When Scout and her brother Jem first get to know Charles Baker “Dill” Harris, a boy who will become their close friend, they are happy at the novelty of finding a new kid in town. Dill, who comes from Mississippi, is a source of great entertainment for the Finch children. Scout finds humor in his renditions of books that they have not read and films they have not seen. His enthusiasm for telling stories makes his eyes light up, and “his laugh [is] happy and sudden.” She also considers that they are “lucky to have Dill” because he plays diverse parts in stories that they enact, especially those that Scout did not enjoy, such as “the ape in Tarzan.” She dubs Dill “a pocket Merlin.”

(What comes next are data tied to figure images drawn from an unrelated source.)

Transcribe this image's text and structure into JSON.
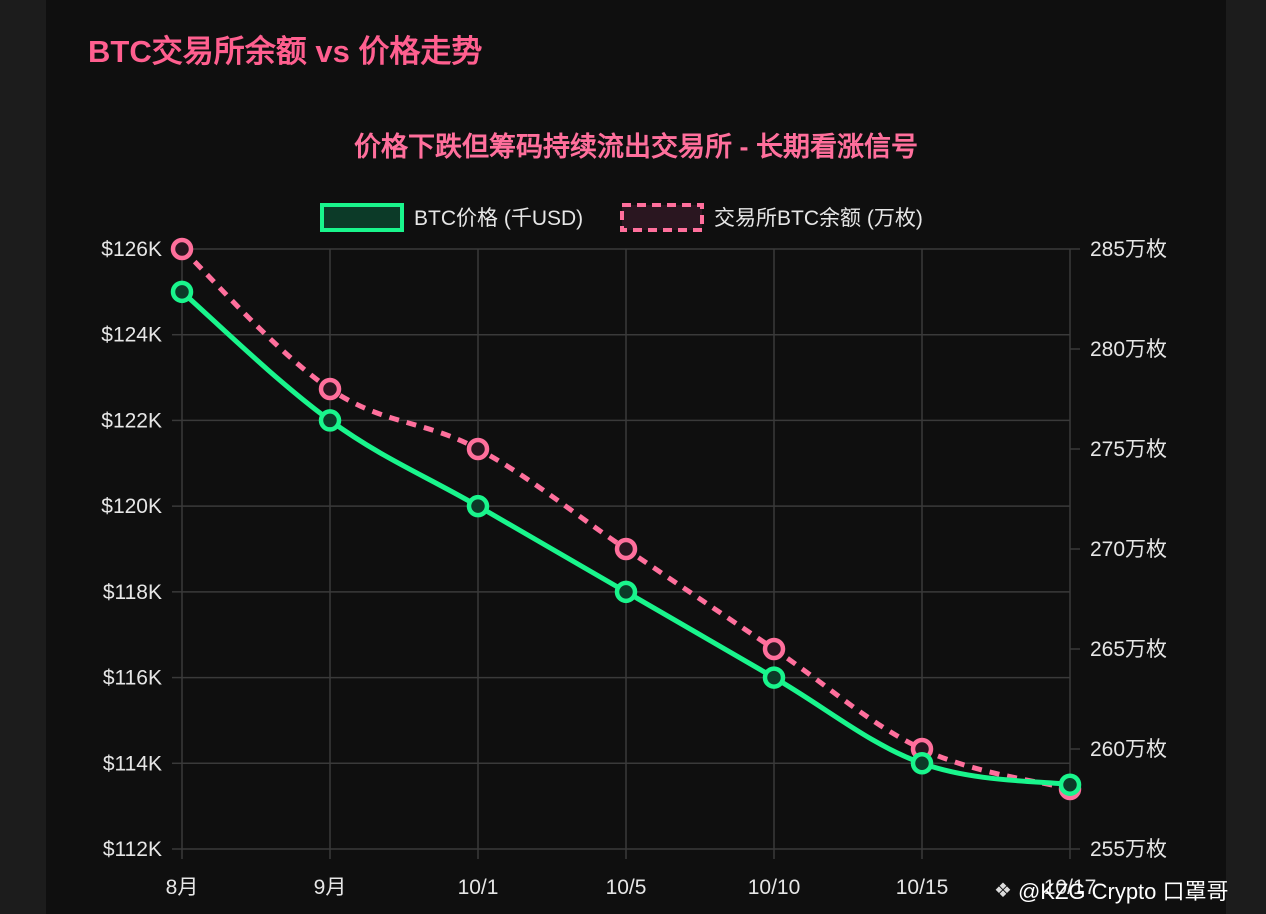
{
  "page": {
    "title": "BTC交易所余额 vs 价格走势"
  },
  "watermark": {
    "icon": "binance-diamond-icon",
    "text": "@KZG Crypto 口罩哥"
  },
  "colors": {
    "background": "#0f0f0f",
    "price_line": "#19f58c",
    "balance_line": "#ff6f9c",
    "title": "#ff5f8f",
    "grid": "#3a3a3a"
  },
  "chart_data": {
    "type": "line",
    "title": "价格下跌但筹码持续流出交易所 - 长期看涨信号",
    "categories": [
      "8月",
      "9月",
      "10/1",
      "10/5",
      "10/10",
      "10/15",
      "10/17"
    ],
    "series": [
      {
        "name": "BTC价格 (千USD)",
        "axis": "left",
        "values": [
          125,
          122,
          120,
          118,
          116,
          114,
          113.5
        ],
        "style": "solid"
      },
      {
        "name": "交易所BTC余额 (万枚)",
        "axis": "right",
        "values": [
          285,
          278,
          275,
          270,
          265,
          260,
          258
        ],
        "style": "dashed"
      }
    ],
    "y_left": {
      "min": 112,
      "max": 126,
      "step": 2,
      "tick_labels": [
        "$126K",
        "$124K",
        "$122K",
        "$120K",
        "$118K",
        "$116K",
        "$114K",
        "$112K"
      ]
    },
    "y_right": {
      "min": 255,
      "max": 285,
      "step": 5,
      "tick_labels": [
        "285万枚",
        "280万枚",
        "275万枚",
        "270万枚",
        "265万枚",
        "260万枚",
        "255万枚"
      ]
    },
    "grid": true,
    "legend_position": "top-center"
  }
}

Scout starts school that fall and, though she had longed to be one of the children playing in the schoolyard at recess, finds she had little idea of what classroom lessons would entail. Although the adult Scout narrating the story clearly recalls the pain of being criticized for her advanced learning, she also presents her younger self as the kind of know-it-all girl who rarely endears herself to a novice teacher. After several incidents with Miss Caroline in just the first day, the teacher loses her patience. After she hits Scout’s hand with a ruler, she sends her to stand in a corner of the classroom. Scout acknowledges that the other children find her comeuppance funny, even if she does not:
A storm of laughter broke loose when it finally occurred to the class that Miss Caroline had whipped me.